No one questions how great a threat active tuberculosis is. round the world, the disease kills quite 4,000 people a day; in 2015, tuberculosis surpassed AIDS as an explanation for death.

(TB has not become more lethal, nor AIDS less so. The difference is that 20 million people, mostly in Africa, are now on H.I.V.-suppressing drugs.)
Although the incidence of TB is falling slowly around the world, some regions fare much worse than others. for instance, South Africa, Mozambique and therefore the Philippines have especially high infection rates.

Drug-resistant TB remains a crisis, the W.H.O. reported, and just three countries — India, China, and Russia — account for nearly half the cases.

And the “global treatment success rate” is dropping. The figure was 82 percent in 2016, down from 86 percent three years earlier.

Success in treating drug-resistant forms is even lower, at 55 percent, although some relatively poor countries, like Bangladesh, Ethiopia, Kazakhstan, Myanmar and Vietnam, do better than average.

The BMJ study was amid an article endorsing its conclusions, written by Dr.

Soumya Swaminathan, a tuberculosis expert, and deputy the director-general of the W.H.O.
She argued that experts should specialize in the 55 million people at highest risk of active infection: young children with infected relatives, the severely malnourished, and other people with H.I.V. or other immunosuppressive conditions.

Experts at nonprofits just like the TB Alliance and therefore the International Union Against Tuberculosis and Lung Disease agreed with the main conclusions of the new study and the need to specialize inactive instead of latent disease.

But finding tests to inform which carriers of latent infections are presumably to fall ill remains crucial, said Dr. Daniel E. Everitt, the alliance’s senior medic.

Dr.

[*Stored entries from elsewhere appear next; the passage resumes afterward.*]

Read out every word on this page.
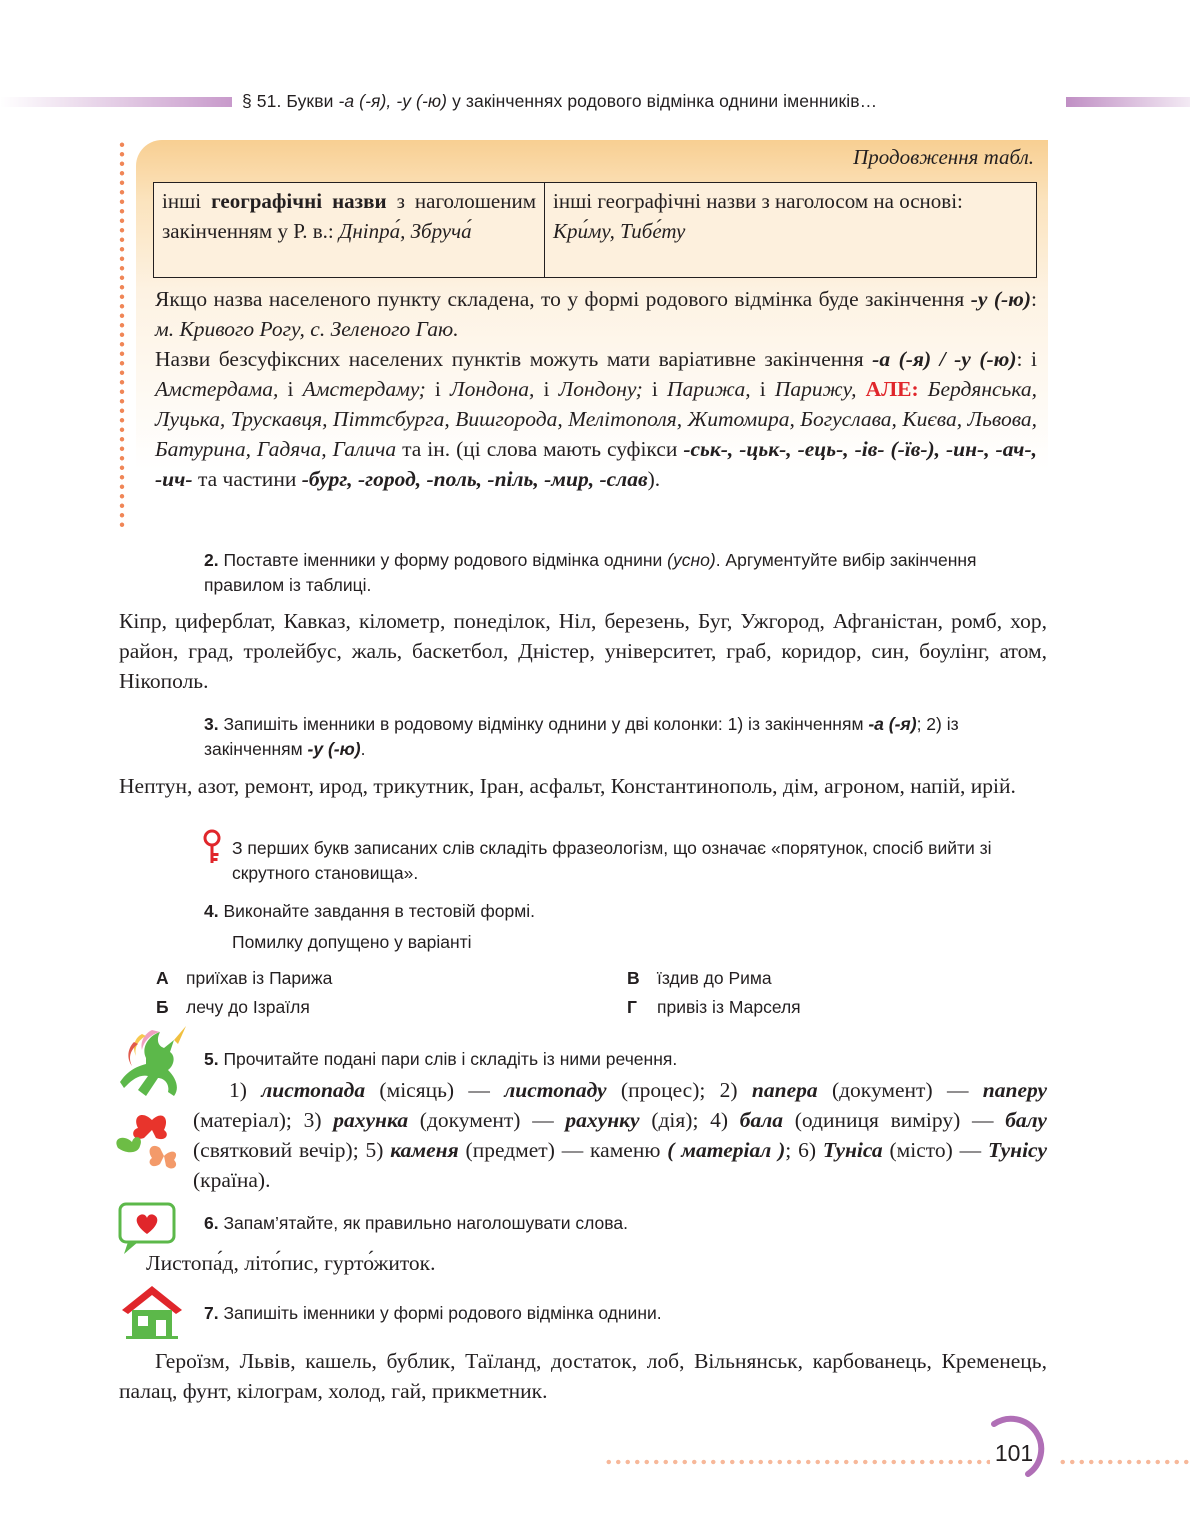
§ 51. Букви -а (-я), -у (-ю) у закінченнях родового відмінка однини іменників…
Продовження табл.
інші географічні назви з наголошеним закінченням у Р. в.: Дніпра́, Збруча́	інші географічні назви з наголосом на основі: Кри́му, Тибе́ту
Якщо назва населеного пункту складена, то у формі родового відмінка буде закінчення -у (-ю): м. Кривого Рогу, с. Зеленого Гаю.
Назви безсуфіксних населених пунктів можуть мати варіативне закінчення -а (-я) / -у (-ю): і Амстердама, і Амстердаму; і Лондона, і Лондону; і Парижа, і Парижу, АЛЕ: Бердянська, Луцька, Трускавця, Піттсбурга, Вишгорода, Мелітополя, Житомира, Богуслава, Києва, Львова, Батурина, Гадяча, Галича та ін. (ці слова мають суфікси -ськ-, -цьк-, -ець-, -ів- (-їв-), -ин-, -ач-, -ич- та частини -бург, -город, -поль, -піль, -мир, -слав).
2. Поставте іменники у форму родового відмінка однини (усно). Аргументуйте вибір закінчення правилом із таблиці.
Кіпр, циферблат, Кавказ, кілометр, понеділок, Ніл, березень, Буг, Ужгород, Афганістан, ромб, хор, район, град, тролейбус, жаль, баскетбол, Дністер, університет, граб, коридор, син, боулінг, атом, Нікополь.
3. Запишіть іменники в родовому відмінку однини у дві колонки: 1) із закінченням -а (-я); 2) із закінченням -у (-ю).
Нептун, азот, ремонт, ирод, трикутник, Іран, асфальт, Константинополь, дім, агроном, напій, ирій.
З перших букв записаних слів складіть фразеологізм, що означає «порятунок, спосіб вийти зі скрутного становища».
4. Виконайте завдання в тестовій формі.
Помилку допущено у варіанті
А приїхав із Парижа
Б лечу до Ізраїля
В їздив до Рима
Г привіз із Марселя
5. Прочитайте подані пари слів і складіть із ними речення.
1) листопада (місяць) — листопаду (процес); 2) папера (документ) — паперу (матеріал); 3) рахунка (документ) — рахунку (дія); 4) бала (одиниця виміру) — балу (святковий вечір); 5) каменя (предмет) — каменю ( матеріал ); 6) Туніса (місто) — Тунісу (країна).
6. Запам’ятайте, як правильно наголошувати слова.
Листопа́д, літо́пис, гурто́житок.
7. Запишіть іменники у формі родового відмінка однини.
Героїзм, Львів, кашель, бублик, Таїланд, достаток, лоб, Вільнянськ, карбованець, Кременець, палац, фунт, кілограм, холод, гай, прикметник.
101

Ramakrishnan’s study analyzed reports of local TB outbreaks going back to the 1930s, before antibiotics were invented, in places just like the Faroe Islands that were so sparsely populated that it had been possible to pinpoint exactly who infected whom and when.

Reports on outbreaks as recent as three years ago within the Netherlands and Canada similarly showed that the overwhelming majority of active cases came from recent infections, not latent infections that became active.

The misconception that 1.7 billion people are walking time bombs, potentially capable of developing and communicating full-blown TB, comes from the very fact that skin and blood tests for the bacterium confirm only that the body once mounted an immune response to exposure.

The tests don't tell if the bacteria are still alive within the body, said Dr. Paul H. Edelstein, an
infectious disease specialist at the University of Pennsylvania and a co-author of the new study.

Who succumbs is perhaps determined partially by genetic makeup, said Dr.

Ramakrishnan, who studies the genetics of TB in zebrafish. She cited the “Lübeck disaster,” a famous incident within the history of vaccines.

In 1929, 250 German infants got a TB vaccine that was accidentally contaminated with live bacteria. a few thirds died, and another third fell seriously ill — but a 3rd survived unscathed, possibly because that they had innate resistance.

At next week’s U.N. meeting, member states are expected to pledge to extend efforts to treat the infected and try to more research. The organization has estimated that an additional $3.5 billion a year is required for tuberculosis treatment, alongside over $1.3 billion more for research.

In August, the W.H.O. issued new treatment guidelines for drug-resistant TB that believe newer oral drugs like bedaquiline and delamanid, instead of older injectables with harsh side effects.

But newer drugs are expensive, and months of tense behind-the-scenes negotiations preceded the high-level meeting, consistent with the property Watch website.

The debate pitted South Africa and therefore the medical charity Doctors borderless against us delegation, which was defending the interests of pharmaceutical companies.

The South Africans and therefore the charity wanted the meeting’s declaration to acknowledge
that, under international treaties going back to 1994, poor countries may override patents and import generic drugs once they cannot afford prices that pharmaceutical companies charge.

The final language didn't spell that out but cited the treaties and said intellectual property rights should be interpreted to “promote access to medicines for all.”